By now the dogs had arrived from Oxford Castle, two gigantic, slavering beasts that tugged against the chains that held them. One was brindled brown and black and the other a lighter color, gray with brown spots here and there. I handed my wife’s dress to their keeper and the dogs sniffed at it eagerly, pulling at their leashes.

“Now,” said the handler, “let us see if they pick up her scent.”

I was suddenly minded of Somerled, the dog I had left back at home in Islay, as I watched the hound sniffing at the garment.

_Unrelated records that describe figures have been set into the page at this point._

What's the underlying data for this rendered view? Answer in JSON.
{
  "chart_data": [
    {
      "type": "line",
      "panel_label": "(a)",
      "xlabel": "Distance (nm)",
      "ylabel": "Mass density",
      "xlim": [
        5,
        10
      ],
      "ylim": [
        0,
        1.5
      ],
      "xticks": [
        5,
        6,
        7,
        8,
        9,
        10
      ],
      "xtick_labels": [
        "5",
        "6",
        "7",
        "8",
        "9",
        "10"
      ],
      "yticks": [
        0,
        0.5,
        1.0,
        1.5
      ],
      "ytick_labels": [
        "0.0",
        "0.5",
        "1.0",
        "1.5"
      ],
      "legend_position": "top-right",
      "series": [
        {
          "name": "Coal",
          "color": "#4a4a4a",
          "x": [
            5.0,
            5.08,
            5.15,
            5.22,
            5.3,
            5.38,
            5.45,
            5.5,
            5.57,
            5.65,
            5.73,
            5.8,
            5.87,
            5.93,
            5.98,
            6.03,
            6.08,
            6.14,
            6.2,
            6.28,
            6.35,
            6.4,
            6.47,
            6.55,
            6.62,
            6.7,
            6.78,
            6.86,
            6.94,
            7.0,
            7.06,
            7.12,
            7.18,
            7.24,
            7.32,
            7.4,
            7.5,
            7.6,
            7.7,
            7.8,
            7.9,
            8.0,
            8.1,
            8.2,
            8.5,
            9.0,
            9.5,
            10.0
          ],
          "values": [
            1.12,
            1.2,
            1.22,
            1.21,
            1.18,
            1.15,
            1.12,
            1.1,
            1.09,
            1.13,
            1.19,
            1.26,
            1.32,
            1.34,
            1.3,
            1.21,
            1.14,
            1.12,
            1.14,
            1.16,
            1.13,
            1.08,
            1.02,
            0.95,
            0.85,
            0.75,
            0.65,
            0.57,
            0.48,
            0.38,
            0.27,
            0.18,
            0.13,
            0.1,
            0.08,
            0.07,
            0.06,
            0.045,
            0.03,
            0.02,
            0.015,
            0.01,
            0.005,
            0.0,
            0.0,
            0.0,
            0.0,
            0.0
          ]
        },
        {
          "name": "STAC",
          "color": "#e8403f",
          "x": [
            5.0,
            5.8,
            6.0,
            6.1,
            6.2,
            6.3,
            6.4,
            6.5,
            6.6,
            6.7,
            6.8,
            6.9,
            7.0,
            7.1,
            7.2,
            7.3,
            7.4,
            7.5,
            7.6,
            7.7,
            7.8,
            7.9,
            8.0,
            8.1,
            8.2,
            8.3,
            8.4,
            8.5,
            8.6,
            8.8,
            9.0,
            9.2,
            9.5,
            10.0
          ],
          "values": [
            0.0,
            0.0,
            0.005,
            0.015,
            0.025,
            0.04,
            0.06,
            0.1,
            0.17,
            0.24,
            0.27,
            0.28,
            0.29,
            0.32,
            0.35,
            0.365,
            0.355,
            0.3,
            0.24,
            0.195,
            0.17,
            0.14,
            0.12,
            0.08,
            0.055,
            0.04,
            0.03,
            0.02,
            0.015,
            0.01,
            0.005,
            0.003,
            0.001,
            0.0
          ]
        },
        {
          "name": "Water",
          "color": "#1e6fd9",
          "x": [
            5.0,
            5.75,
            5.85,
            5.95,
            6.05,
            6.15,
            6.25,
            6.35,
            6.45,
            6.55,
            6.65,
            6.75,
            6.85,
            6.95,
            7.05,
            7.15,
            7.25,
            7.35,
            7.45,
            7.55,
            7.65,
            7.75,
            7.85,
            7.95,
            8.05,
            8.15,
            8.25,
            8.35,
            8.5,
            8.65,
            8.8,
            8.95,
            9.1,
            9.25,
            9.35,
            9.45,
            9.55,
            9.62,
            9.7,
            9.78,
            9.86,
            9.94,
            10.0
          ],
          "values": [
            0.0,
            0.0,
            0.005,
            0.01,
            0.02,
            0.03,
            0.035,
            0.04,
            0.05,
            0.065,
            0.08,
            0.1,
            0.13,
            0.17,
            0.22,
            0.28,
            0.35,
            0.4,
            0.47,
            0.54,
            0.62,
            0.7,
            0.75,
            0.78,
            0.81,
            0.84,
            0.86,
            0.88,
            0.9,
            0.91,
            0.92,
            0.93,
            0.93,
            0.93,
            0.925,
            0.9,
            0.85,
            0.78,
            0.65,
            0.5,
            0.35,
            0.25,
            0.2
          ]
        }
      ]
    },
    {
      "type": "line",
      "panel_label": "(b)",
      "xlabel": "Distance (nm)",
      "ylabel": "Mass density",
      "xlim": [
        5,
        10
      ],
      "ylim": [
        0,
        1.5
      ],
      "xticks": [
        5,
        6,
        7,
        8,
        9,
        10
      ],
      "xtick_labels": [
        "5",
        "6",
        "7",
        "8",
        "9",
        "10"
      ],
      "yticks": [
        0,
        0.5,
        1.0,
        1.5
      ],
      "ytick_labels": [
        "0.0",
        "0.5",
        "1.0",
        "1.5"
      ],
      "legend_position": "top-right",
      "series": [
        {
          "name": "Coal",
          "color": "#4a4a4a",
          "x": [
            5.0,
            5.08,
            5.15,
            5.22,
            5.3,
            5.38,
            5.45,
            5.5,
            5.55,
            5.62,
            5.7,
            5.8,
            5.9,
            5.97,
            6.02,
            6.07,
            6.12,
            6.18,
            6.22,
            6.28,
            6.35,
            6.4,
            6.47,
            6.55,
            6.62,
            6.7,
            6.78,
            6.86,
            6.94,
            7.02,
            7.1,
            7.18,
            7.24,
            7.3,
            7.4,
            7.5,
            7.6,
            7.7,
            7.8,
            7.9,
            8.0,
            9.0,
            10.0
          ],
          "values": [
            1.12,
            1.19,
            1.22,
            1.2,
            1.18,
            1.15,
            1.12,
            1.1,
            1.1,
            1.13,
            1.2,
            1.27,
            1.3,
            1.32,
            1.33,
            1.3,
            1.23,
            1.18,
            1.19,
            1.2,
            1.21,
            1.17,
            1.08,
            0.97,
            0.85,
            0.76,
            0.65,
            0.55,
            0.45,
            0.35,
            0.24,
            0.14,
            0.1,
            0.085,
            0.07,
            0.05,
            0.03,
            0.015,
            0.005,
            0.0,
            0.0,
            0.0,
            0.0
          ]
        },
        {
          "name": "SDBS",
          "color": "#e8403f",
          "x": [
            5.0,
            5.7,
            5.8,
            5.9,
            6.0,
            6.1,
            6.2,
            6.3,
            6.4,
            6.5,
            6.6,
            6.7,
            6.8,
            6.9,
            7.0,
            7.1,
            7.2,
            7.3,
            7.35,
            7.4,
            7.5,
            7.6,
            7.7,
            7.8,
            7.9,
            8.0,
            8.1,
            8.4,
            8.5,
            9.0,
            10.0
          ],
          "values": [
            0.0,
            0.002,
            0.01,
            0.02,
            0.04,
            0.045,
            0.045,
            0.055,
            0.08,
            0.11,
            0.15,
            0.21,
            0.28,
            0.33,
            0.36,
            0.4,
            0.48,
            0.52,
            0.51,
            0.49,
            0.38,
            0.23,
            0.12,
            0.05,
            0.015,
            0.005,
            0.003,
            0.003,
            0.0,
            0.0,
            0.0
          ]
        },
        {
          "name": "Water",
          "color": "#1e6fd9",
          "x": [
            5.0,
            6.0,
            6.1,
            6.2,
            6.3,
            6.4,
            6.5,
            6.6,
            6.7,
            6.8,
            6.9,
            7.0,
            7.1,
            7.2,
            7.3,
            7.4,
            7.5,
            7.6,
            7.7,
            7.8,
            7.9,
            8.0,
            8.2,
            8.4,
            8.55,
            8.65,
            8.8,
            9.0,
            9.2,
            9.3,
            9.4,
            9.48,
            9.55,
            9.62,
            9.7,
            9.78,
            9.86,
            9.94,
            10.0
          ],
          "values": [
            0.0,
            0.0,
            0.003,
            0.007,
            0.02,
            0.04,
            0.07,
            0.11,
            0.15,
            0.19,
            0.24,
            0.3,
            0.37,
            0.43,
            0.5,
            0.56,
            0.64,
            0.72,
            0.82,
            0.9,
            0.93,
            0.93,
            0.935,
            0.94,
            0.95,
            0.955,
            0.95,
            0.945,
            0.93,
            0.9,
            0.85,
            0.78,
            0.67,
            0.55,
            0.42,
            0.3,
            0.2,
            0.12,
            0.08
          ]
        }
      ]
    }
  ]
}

This activity received curious stares from the good folk of Oxford, about their business that morning. Apparently the fierceness of the dogs and the presence of the authorities kept the citizenry of the town at bay as most scuttled by us with an anxious glance at the beasts.

The hounds seemed confused on the street. Canditch Street was a much-used thoroughfare, after all. But after a time they seemed to catch the trail of something. The brown lymer paused, as if wanting to turn into the widow’s house, but then picked up the scent again, his nose close to the ground, and followed the trail up the road, past the tannery and the vintner Gibbes’s property, past the area we’d searched already that morning, and on up the road. The gray dog followed.

My heart began beating faster, with dread or anticipation. Perhaps we would find Mariota safe at last.

The first hound, all business, put his nose to the earth and moved on steadily, seeming to attend to his task, while the other beast bayed excitedly and started to dart toward the left of the road, but gave up after a bit and was pulled back by his keeper.